Dunn, Isaacson, and Phillips had previously practiced together at Boies Schiller Flexner before moving to Paul Weiss in 2020; Rhee joined Paul Weiss in 2019 from the United States Department of Justice, where she had served on the Mueller special counsel team.

=== Growth ===
The firm grew rapidly in its first months by recruiting from Paul Weiss. By mid-June 2025, seven former Paul Weiss partners — including Melissa Zappala, Rush Atkinson, and Kyle Smith — and several associates had joined. Antitrust partners Martha Goodman and Amy Mauser followed later that month, and in late June the firm added Erin Morgan in New York and Meredith Dearborn in San Francisco, bringing its headcount to roughly 20 lawyers and completing the transfer of the team defending Google in antitrust litigation over Android app distribution. By July 2025 the firm had 26 lawyers, and it opened offices in New York and San Francisco during its first year.

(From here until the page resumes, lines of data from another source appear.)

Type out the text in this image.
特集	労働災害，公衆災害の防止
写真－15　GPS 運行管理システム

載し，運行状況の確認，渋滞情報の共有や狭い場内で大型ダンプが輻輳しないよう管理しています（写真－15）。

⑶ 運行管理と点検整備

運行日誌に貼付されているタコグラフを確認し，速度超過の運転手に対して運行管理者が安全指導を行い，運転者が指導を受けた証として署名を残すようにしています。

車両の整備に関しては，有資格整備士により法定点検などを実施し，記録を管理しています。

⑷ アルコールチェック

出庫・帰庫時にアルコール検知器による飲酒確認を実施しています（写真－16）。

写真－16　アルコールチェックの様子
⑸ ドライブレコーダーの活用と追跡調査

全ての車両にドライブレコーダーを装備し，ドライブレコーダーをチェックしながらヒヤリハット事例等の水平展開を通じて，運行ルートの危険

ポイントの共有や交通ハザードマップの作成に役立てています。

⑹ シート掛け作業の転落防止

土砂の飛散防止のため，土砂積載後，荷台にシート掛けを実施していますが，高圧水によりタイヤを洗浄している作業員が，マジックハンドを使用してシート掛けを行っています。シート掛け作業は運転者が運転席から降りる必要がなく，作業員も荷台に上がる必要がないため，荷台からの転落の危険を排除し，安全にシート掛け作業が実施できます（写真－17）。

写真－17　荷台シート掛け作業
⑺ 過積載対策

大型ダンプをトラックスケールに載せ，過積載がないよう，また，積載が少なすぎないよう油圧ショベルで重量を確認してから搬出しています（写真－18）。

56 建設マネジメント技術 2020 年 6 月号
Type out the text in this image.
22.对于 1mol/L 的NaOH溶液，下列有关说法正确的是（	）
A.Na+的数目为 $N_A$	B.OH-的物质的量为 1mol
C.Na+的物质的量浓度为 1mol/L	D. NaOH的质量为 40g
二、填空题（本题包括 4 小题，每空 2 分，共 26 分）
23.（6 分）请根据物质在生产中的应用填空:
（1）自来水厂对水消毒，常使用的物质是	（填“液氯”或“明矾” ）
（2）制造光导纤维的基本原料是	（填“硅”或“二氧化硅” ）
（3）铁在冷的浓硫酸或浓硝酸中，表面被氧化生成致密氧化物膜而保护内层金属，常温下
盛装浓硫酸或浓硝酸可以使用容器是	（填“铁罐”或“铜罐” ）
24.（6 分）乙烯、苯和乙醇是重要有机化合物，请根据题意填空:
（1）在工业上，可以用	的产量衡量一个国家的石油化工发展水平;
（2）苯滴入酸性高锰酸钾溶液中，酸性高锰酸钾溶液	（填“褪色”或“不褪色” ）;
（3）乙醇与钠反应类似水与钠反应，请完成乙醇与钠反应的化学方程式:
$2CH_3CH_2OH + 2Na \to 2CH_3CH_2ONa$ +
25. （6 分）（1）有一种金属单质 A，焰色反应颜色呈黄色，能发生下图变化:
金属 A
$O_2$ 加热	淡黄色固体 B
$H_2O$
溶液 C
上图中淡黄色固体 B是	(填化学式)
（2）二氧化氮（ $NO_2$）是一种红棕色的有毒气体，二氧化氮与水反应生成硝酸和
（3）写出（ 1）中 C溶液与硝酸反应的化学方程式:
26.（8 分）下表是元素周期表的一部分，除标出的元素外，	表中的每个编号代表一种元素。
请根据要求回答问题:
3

In August 2025, the firm hired John Paredes, a constitutional litigator, from the nonprofit Protect Democracy. A firm spokesperson said that the firm expected its litigation practice to include matters adverse to the Trump administration. In April 2026, Danielle Conley and Jude Volek, both former lawyers in the Biden White House, joined as partners from Latham & Watkins. As of June 2026, the firm had 34 attorneys, including recruits from Paul Weiss, Willkie Farr & Gallagher, and other large firms.

In December 2025, the firm paid associates year-end bonuses of up to $175,000 without billable-hour requirements, and it paid additional bonuses in mid-2026 after its first anniversary.

== Notable matters ==
Firm attorneys, led by Dunn, represent Google in United States v. Google, the Justice Department's advertising technology antitrust case, having continued the representation after leaving Paul Weiss. In April 2025, Judge Leonie Brinkema of the United States District Court for the Eastern District of Virginia found that Google had illegally monopolized the markets for publisher ad servers and ad exchanges. The remedies phase was tried in September 2025, and at closing arguments on November 21, 2025, Dunn argued against the government's proposed divestiture of Google's ad exchange, urging behavioral remedies instead. A remedies decision was expected in 2026.

Firm attorneys also defend Google in antitrust litigation over Android app distribution. The firm serves as co-counsel with Paul Weiss on a number of matters that predate its founding, including for Meta Platforms, and Bloomberg Law reported in 2026 that the firm's clients have included Google, Meta, and former federal prosecutor Andrew Weissmann.

== Notable people ==
- Karen Dunn – founding partner; former co-chair of Paul Weiss's litigation department and adviser to Kamala Harris; lead counsel for Google in the Justice Department's advertising technology antitrust case; member of the plaintiffs' trial team in Sines v. Kessler
- William Isaacson – founding partner; antitrust litigator named "Litigator of the Year" by The American Lawyer in 2016; former law clerk to Judge Harrison L. Winter of the United States Court of Appeals for the Fourth Circuit
- Jeannie Rhee – founding partner; former member of the Mueller special counsel team, federal prosecutor, and attorney in the Justice Department's Office of Legal Counsel; former managing partner of Paul Weiss's Washington office; previously represented Hillary Clinton in litigation concerning her private email server
- Jessica Phillips – founding partner; member of the plaintiffs' trial team in Sines v. Kessler; previously a partner at Boies Schiller Flexner and Paul Weiss
- Rush Atkinson – partner; former member of the Mueller special counsel team
- Danielle Conley – partner; former deputy counsel to President Biden

== Recognition ==
Chambers and Partners ranked the firm in its USA 2026 guide in antitrust, general commercial litigation, and white-collar and government investigations categories. The firm and its founding partners are also ranked by Benchmark Litigation, which described its May 2025 launch as a significant event in the litigation market.